Significantly, the Waterford dairy farmer remains very optimistic regarding the prospects for Irish milk production beyond 2015.
“The problem is getting through the next few months and dealing effectively with the threat of super levy,” he further explained.
“Agriculture Minister Simon Coveney won’t go to Brussels and ask for the system to be tweaked in our favour at this stage. If he tries this, it will only open the door for countries like France and Germany, who want quotas retained, to have this debate re-opened.
“It is crucially important that quotas go in 2015.”
Beyond the ending of milk quotas, Murphy regards the availability of land being the greatest challenge that will confront Irish dairy farmers. He continued: “I am totally confident that Ireland will meet its 2020 milk production targets. The reality is that, as an industry, we have been pegged at 1993 output levels for a generation. And this growth must be achieved by making best use of grazed grass. Building sheds and feeding cows intensively is not compatible with our image as a country producing milk in the most natural way possible.

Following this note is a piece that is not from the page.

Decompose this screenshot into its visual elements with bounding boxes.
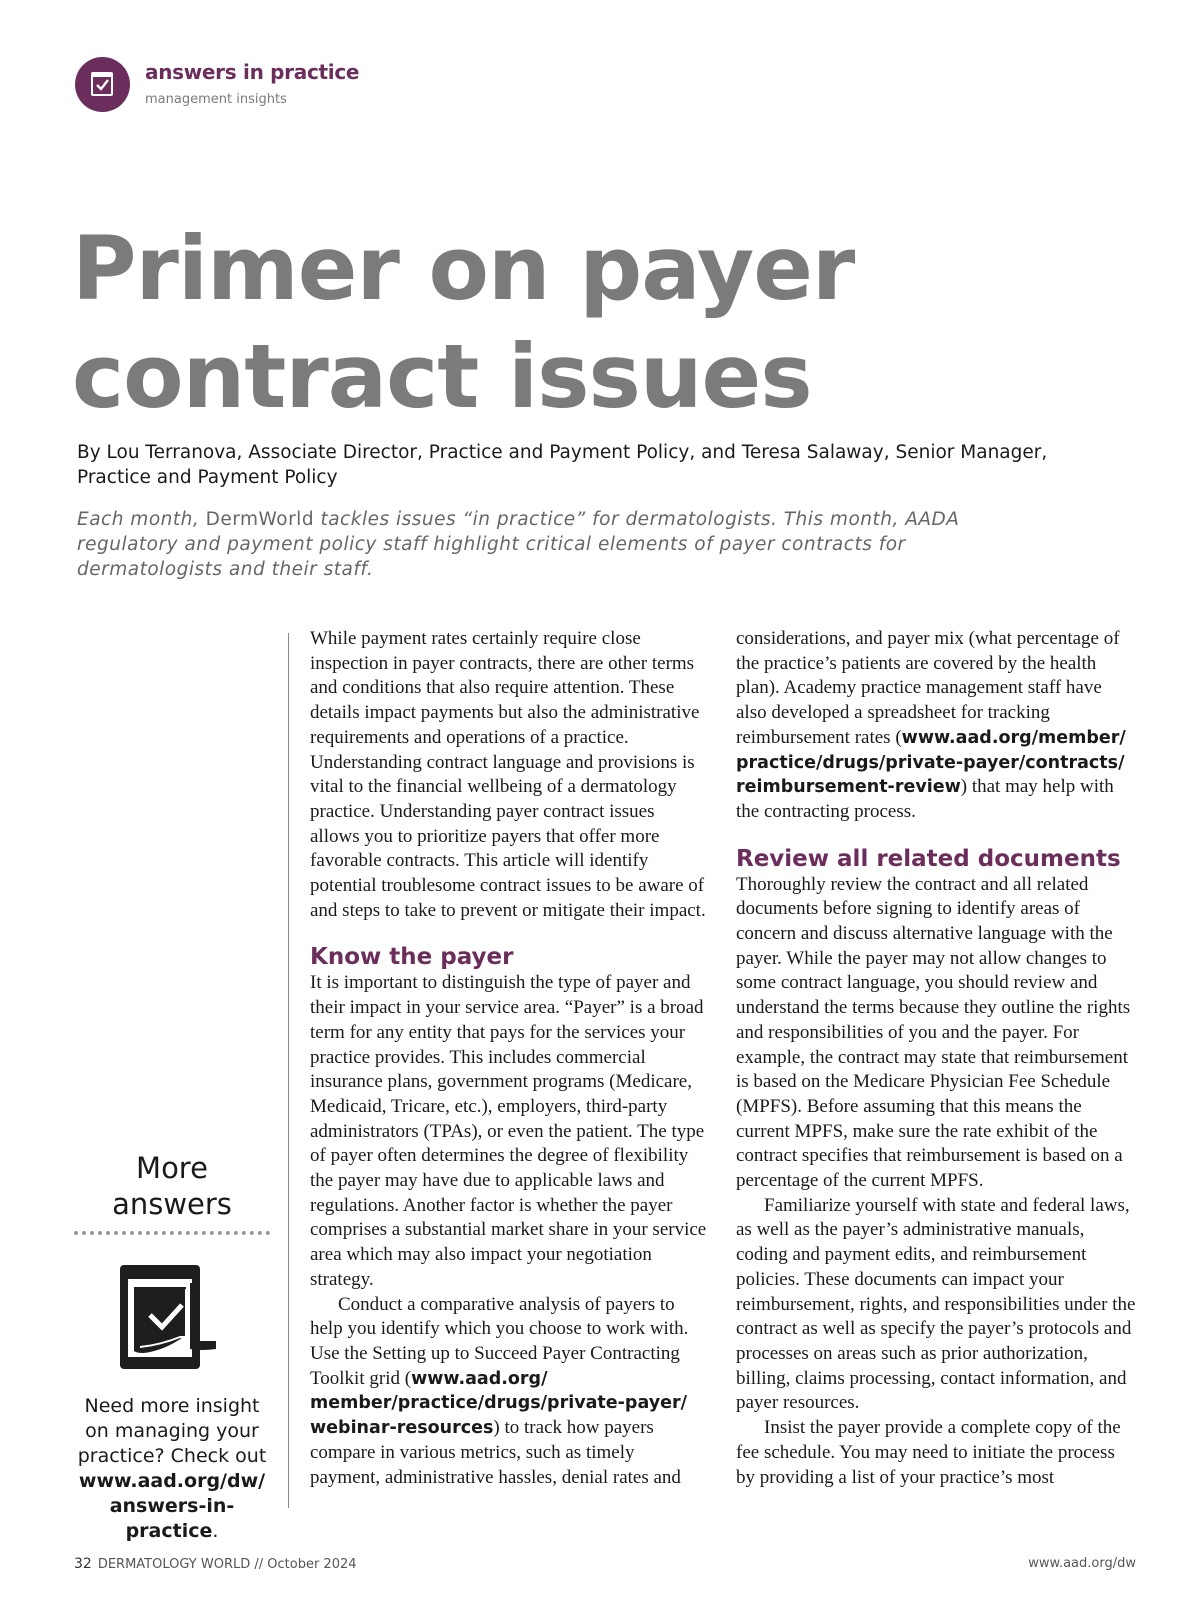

“It is, therefore, important for steps to be taken, which will allow younger dairy farmers get access to the additional land they will need to increase the scale of their businesses. The upcoming implementation of the new Common Agricultural Policy measures should allow Minister Coveney to address this issue in a proactive manner. Steps should also be taken to introduce new tax incentives, which encourage the transfer form one generation to the next more effectively.”

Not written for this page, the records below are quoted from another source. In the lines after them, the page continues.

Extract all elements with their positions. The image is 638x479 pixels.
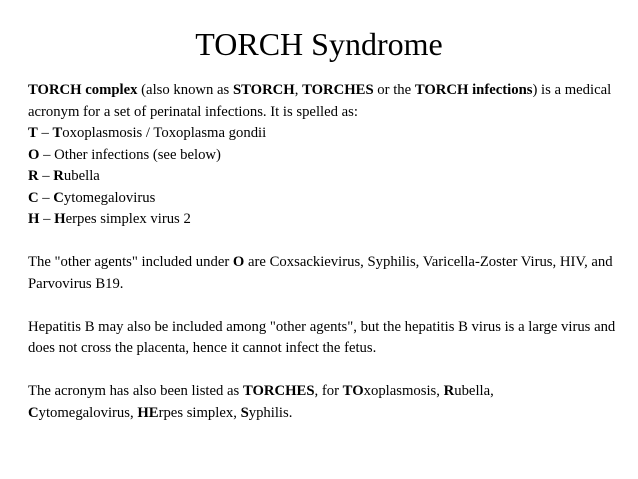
acronym-dash: – [38, 168, 54, 184]
acronym-dash: – [39, 146, 55, 163]
torches-bold: S [240, 404, 249, 421]
term-torch-complex: TORCH complex [28, 82, 138, 98]
acronym-line-o [28, 145, 618, 167]
acronym-line-t [28, 123, 618, 145]
slide-body [28, 80, 618, 424]
other-agents-text: are Coxsackievirus, Syphilis, Varicella-Zoster Virus, HIV, and Parvovirus B19. [28, 254, 613, 292]
acronym-bold-part: T [52, 125, 63, 141]
paragraph-gap [28, 295, 618, 317]
torches-bold: C [28, 404, 39, 421]
torches-text: ytomegalovirus, [38, 404, 138, 421]
acronym-letter: T [28, 125, 38, 141]
term-torch-infections: TORCH infections [414, 82, 533, 98]
acronym-line-c [28, 188, 618, 210]
torches-bold: TORCHES [242, 383, 315, 399]
slide-title: TORCH Syndrome [195, 26, 443, 62]
acronym-line-r [28, 166, 618, 188]
torches-text: The acronym has also been listed as [28, 383, 243, 399]
other-agents-paragraph [28, 252, 618, 295]
term-torches: TORCHES [302, 82, 374, 98]
term-storch: STORCH [232, 82, 295, 98]
acronym-letter: H [28, 211, 40, 227]
acronym-dash: – [38, 189, 54, 206]
acronym-dash: – [37, 125, 53, 141]
intro-text: ) is a medical acronym for a set of perinatal infections. It is spelled as: [28, 82, 612, 120]
torches-text: ubella, [454, 383, 494, 399]
torches-text: rpes simplex, [158, 404, 241, 421]
acronym-dash: – [39, 211, 55, 227]
torches-text: , for [314, 383, 343, 399]
acronym-bold-part: H [54, 211, 66, 227]
acronym-rest: ubella [63, 168, 100, 184]
acronym-letter: C [28, 189, 39, 206]
other-agents-letter: O [232, 254, 245, 270]
torches-bold: R [443, 383, 455, 399]
intro-text: or the [373, 82, 415, 98]
torches-text: xoplasmosis, [363, 383, 444, 399]
paragraph-gap [28, 231, 618, 253]
torches-bold: HE [137, 404, 159, 421]
paragraph-gap [28, 360, 618, 382]
torches-paragraph [28, 381, 618, 424]
acronym-letter: O [28, 146, 40, 163]
acronym-rest: Other infections (see below) [54, 146, 221, 163]
intro-paragraph [28, 80, 618, 123]
acronym-letter: R [28, 168, 39, 184]
intro-text: (also known as [137, 82, 233, 98]
acronym-bold-part: C [53, 189, 64, 206]
torches-bold: TO [342, 383, 364, 399]
other-agents-text: The "other agents" included under [28, 254, 233, 270]
acronym-bold-part: R [53, 168, 64, 184]
hepatitis-paragraph: Hepatitis B may also be included among "other agents", but the hepatitis B virus is a large virus and does not cross the placenta, hence it cannot infect the fetus. [28, 318, 616, 356]
acronym-line-h [28, 209, 618, 231]
torches-text: yphilis. [248, 404, 293, 421]
intro-text: , [294, 82, 303, 98]
acronym-rest: erpes simplex virus 2 [65, 211, 191, 227]
acronym-rest: oxoplasmosis / Toxoplasma gondii [62, 125, 267, 141]
acronym-rest: ytomegalovirus [63, 189, 156, 206]
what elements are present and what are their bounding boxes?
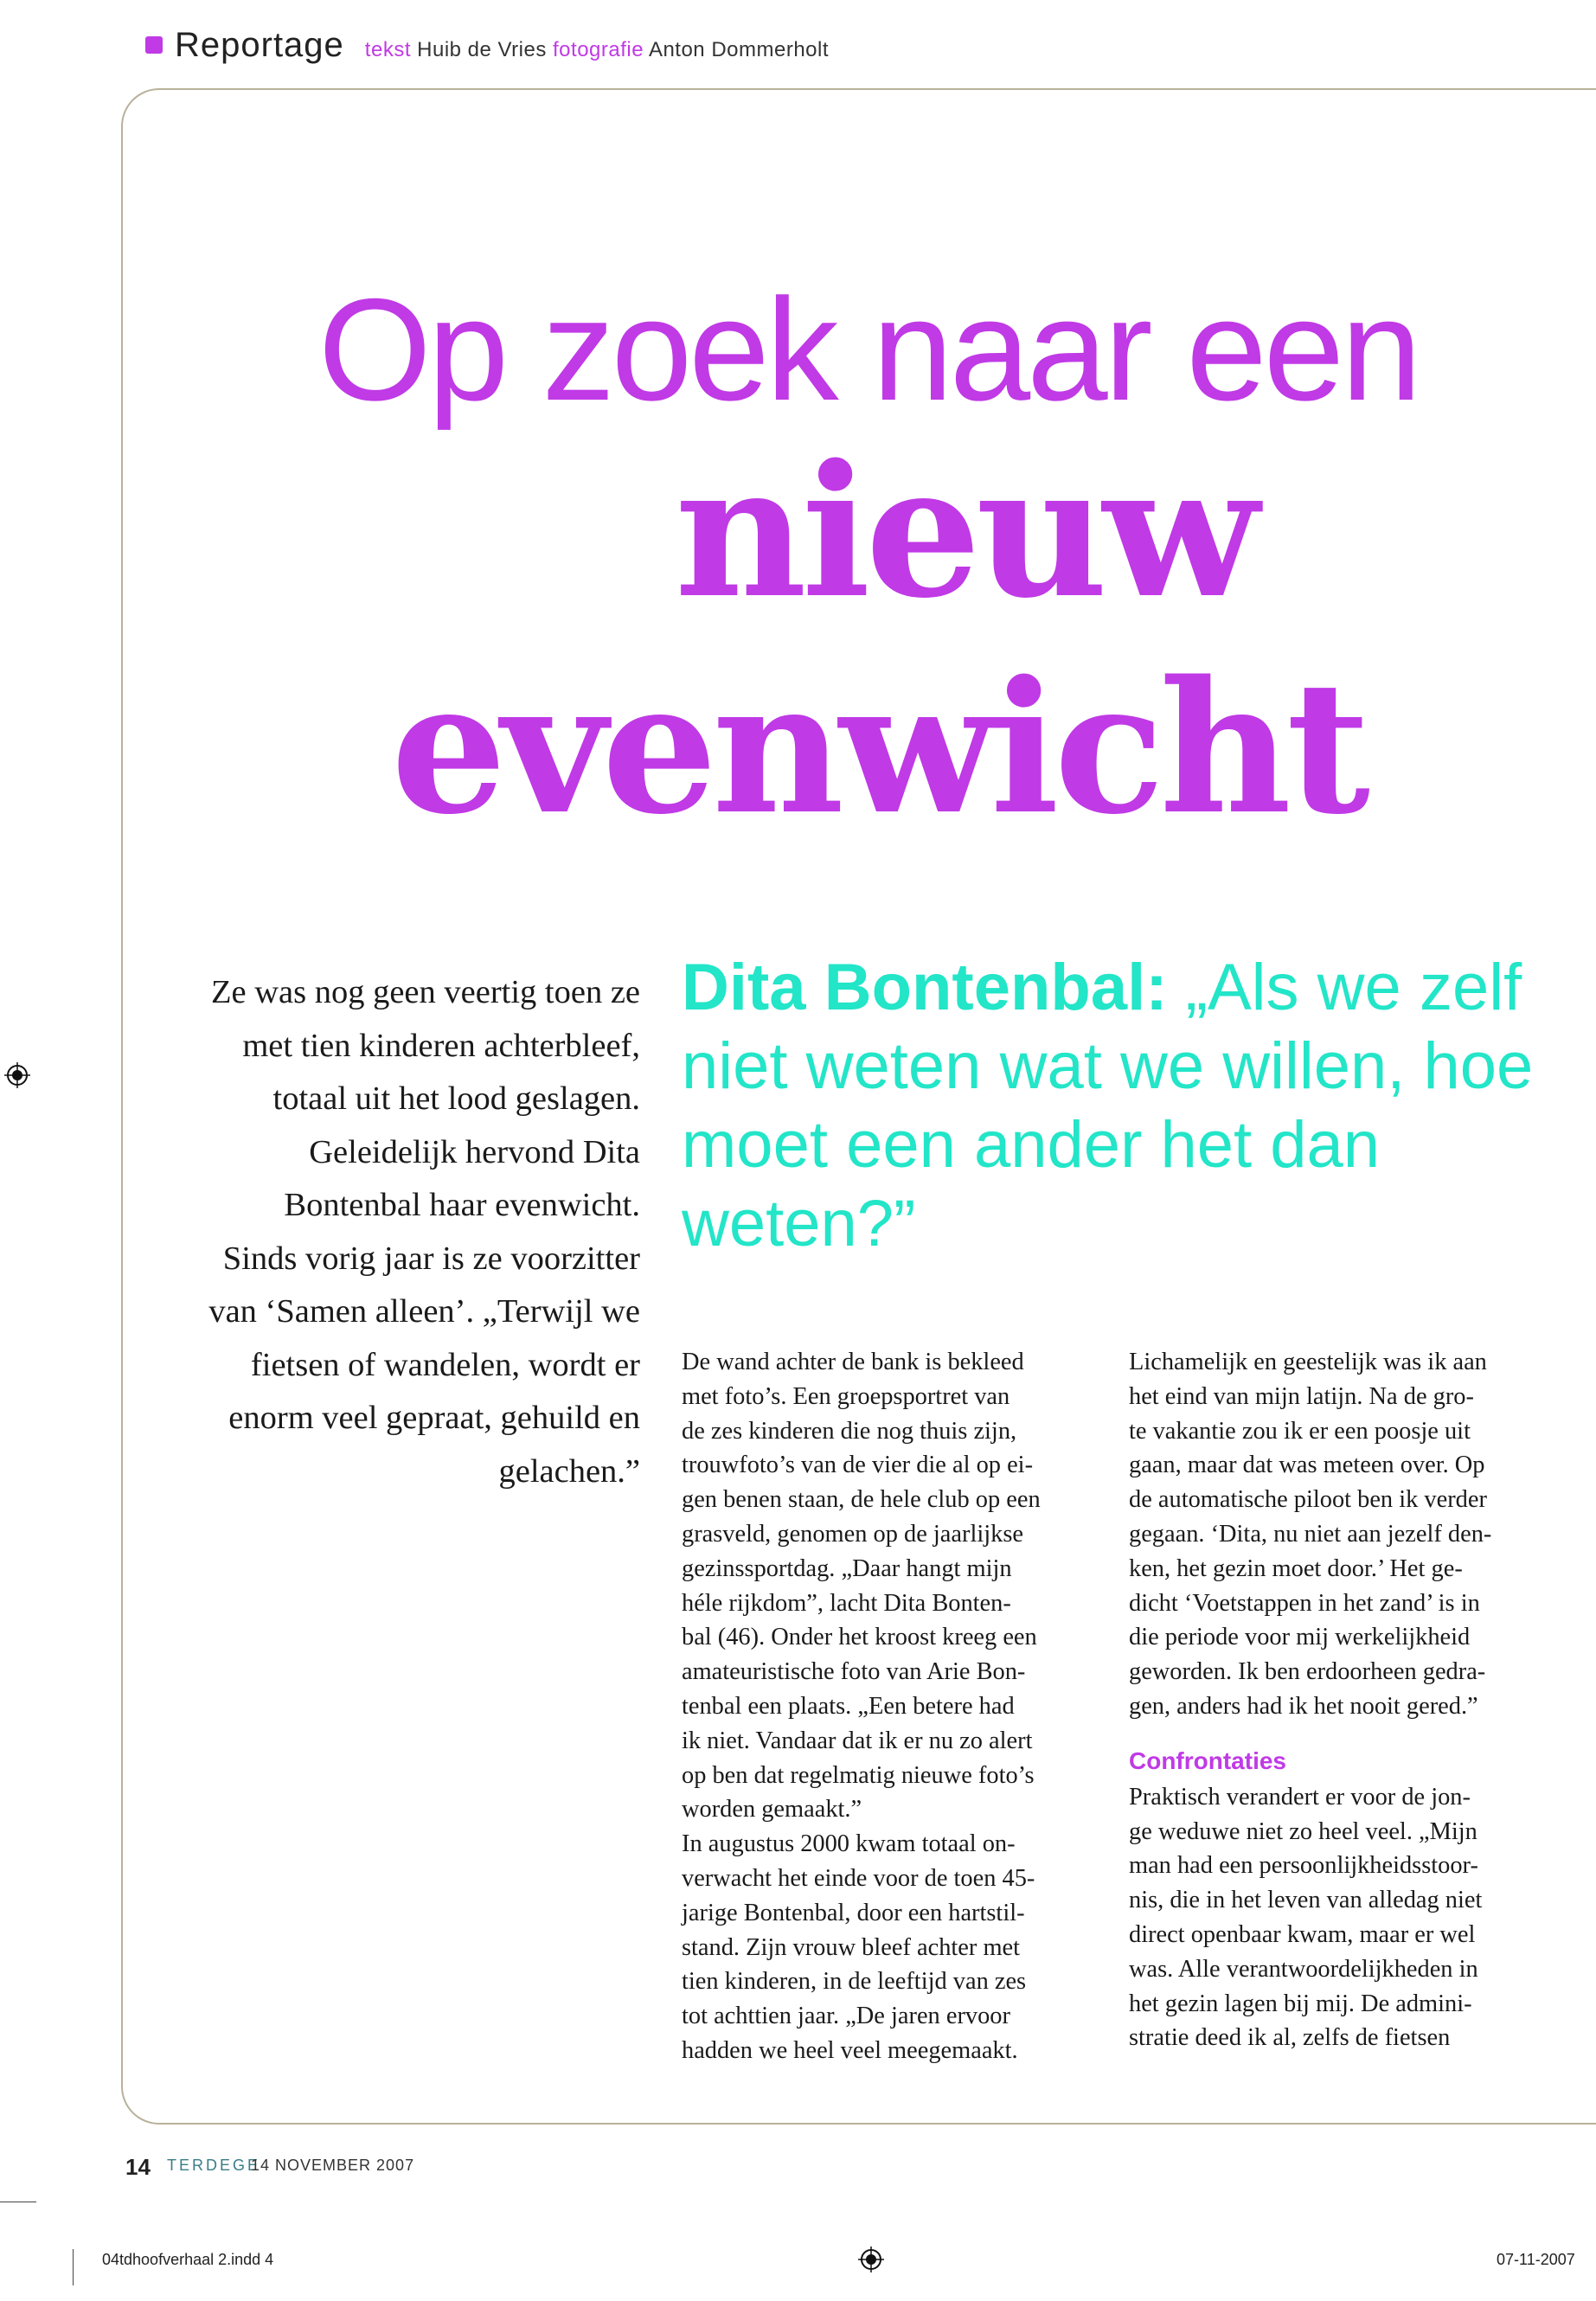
issue-date: 14 NOVEMBER 2007 xyxy=(251,2157,415,2174)
section-square-icon xyxy=(145,36,163,54)
credits xyxy=(365,38,829,62)
body-column-1 xyxy=(682,1345,1071,2068)
pull-quote xyxy=(682,948,1596,1263)
pull-quote-text: „Als we zelf niet weten wat we willen, hoe moet een ander het dan weten?” xyxy=(682,951,1534,1260)
pull-quote-name: Dita Bontenbal: xyxy=(682,951,1168,1024)
section-label: Reportage xyxy=(175,26,344,64)
page-number: 14 xyxy=(125,2154,151,2180)
photo-label: fotografie xyxy=(553,38,644,61)
magazine-name: TERDEGE xyxy=(167,2157,261,2174)
registration-mark-icon xyxy=(858,2247,884,2272)
subheading: Confrontaties xyxy=(1129,1747,1286,1774)
body-paragraph: Lichamelijk en geestelijk was ik aan het eind van mijn latijn. Na de gro- te vakantie zou ik er een poosje uit gaan, maar dat was meteen over. Op de automatische piloot ben ik verder gegaan. ‘Dita, nu niet aan jezelf den- ken, het gezin moet door.’ Het ge- dicht ‘Voetstappen in het zand’ is in die periode voor mij werkelijkheid geworden. Ik ben erdoorheen gedra- gen, anders had ik het nooit gered.” xyxy=(1129,1349,1492,1720)
body-paragraph: Praktisch verandert er voor de jon- ge weduwe niet zo heel veel. „Mijn man had een persoonlijkheidsstoor- nis, die in het leven van alledag niet direct openbaar kwam, maar er wel was. Alle verantwoordelijkheden in het gezin lagen bij mij. De admini- stratie deed ik al, zelfs de fietsen xyxy=(1129,1783,1483,2052)
header-bar xyxy=(145,26,829,69)
photographer-name: Anton Dommerholt xyxy=(648,38,830,61)
body-column-2 xyxy=(1129,1345,1518,2055)
body-paragraph: De wand achter de bank is bekleed met foto’s. Een groepsportret van de zes kinderen die nog thuis zijn, trouwfoto’s van de vier die al op ei- gen benen staan, de hele club op een grasveld, genomen op de jaarlijkse gezinssportdag. „Daar hangt mijn héle rijkdom”, lacht Dita Bonten- bal (46). Onder het kroost kreeg een amateuristische foto van Arie Bon- tenbal een plaats. „Een betere had ik niet. Vandaar dat ik er nu zo alert op ben dat regelmatig nieuwe foto’s worden gemaakt.” xyxy=(682,1349,1041,1823)
title-line-3: evenwicht xyxy=(391,641,1366,855)
slug-date: 07-11-2007 xyxy=(1497,2251,1575,2268)
text-label: tekst xyxy=(364,38,411,61)
body-paragraph: In augustus 2000 kwam totaal on- verwacht het einde voor de toen 45- jarige Bontenbal, door een hartstil- stand. Zijn vrouw bleef achter met tien kinderen, in de leeftijd van zes tot achttien jaar. „De jaren ervoor hadden we heel veel meegemaakt. xyxy=(682,1830,1035,2064)
title-line-2: nieuw xyxy=(675,425,1254,638)
registration-mark-icon xyxy=(4,1062,30,1088)
slug-file: 04tdhoofverhaal 2.indd 4 xyxy=(102,2251,274,2268)
title-line-1: Op zoek naar een xyxy=(318,268,1419,431)
author-name: Huib de Vries xyxy=(417,38,547,61)
intro-paragraph: Ze was nog geen veertig toen ze met tien kinderen achterbleef, totaal uit het lood geslagen. Geleidelijk hervond Dita Bontenbal haar evenwicht. Sinds vorig jaar is ze voorzitter van ‘Samen alleen’. „Terwijl we fietsen of wandelen, wordt er enorm veel gepraat, gehuild en gelachen.” xyxy=(208,974,640,1490)
crop-mark xyxy=(73,2249,74,2285)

The Dairy Ireland chairman concluded: “We are not a lobbying group, in that formal sense. However we fully support the work carried out by the likes of the Irish Farmers Association and the ICMSA.
“What we can do, however, is encourage our members and Irish dairy farmers in general to ask the questions of their milk buyers and input suppliers, which go to the very heart of the challenges faced by milk producers the length and breadth of this country.”